While talking of Bagori, I mentioned that it was deserted when we visited. Now this is very picturesque for the traveller, but a little inconvenient for the researcher who wants to speak with the locals on climate change.
My colleagues and I were happy therefore, when we chanced upon a woman hurrying to the village with a five liter can of water in each hand. We stopped her with the ‘I am sorry to disturb you, but my livelihood depends on it so please don’t hit me’ air common to field researchers world-wide.
She stopped good-naturedly enough though, and told us that she is too busy to stop and talk, but if we liked, we could follow her home. Can you imagine that? Inviting three bedraggled strangers into your home so that they can ask you intrusive questions?
We obeyed, picking up our pace to keep up with her. At one point I offered to help her with her cans, but she refused. We asked her then with our minds full of women’s drudgery statistics, if there was no source of water close by. “no, no” came the reply, “ there is piped water, but I needed to go to Harshil and thought why come back empty handed, so I brought water from the Ganga. ” Another thing I, lover of traveling light and shirker of chores, cannot comprehend.
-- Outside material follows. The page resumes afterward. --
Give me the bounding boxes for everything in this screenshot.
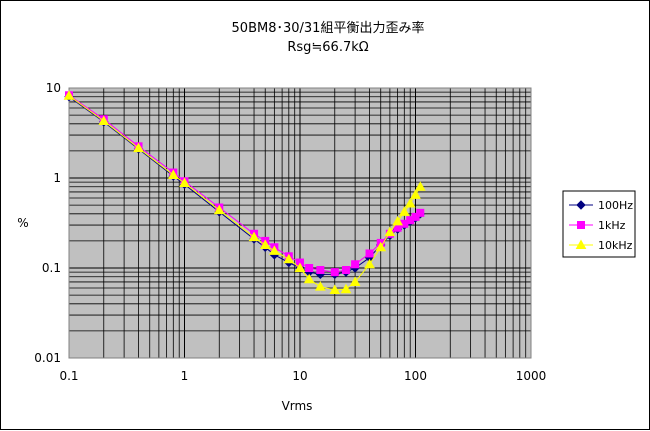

We sat there in her lovely, glowing house on a rug she had woven herself with wool from her own sheep. We asked her questions about her observations about the local flora, and her animals. When talking of high-altitude herbs, she showed me some she used for cooking. It is called lado and has a pungent smell like asafoetida. Seeing the naked greed in my eyes, she immediately pressed a handful on each of us.
Later, I bought a couple of caps from her and waited as she finished the seams. While she was making those caps up, a colleague wandered off to crack a solitary walnut he had found on the road. She looked at the two of us sitting there walnut-less. Silently digging into her pockets she pulled out a couple and tossed us a walnut each.
Someday, if I am very wise and learn all that life teaches me, I hope to be as cheerful and warm and generous as her.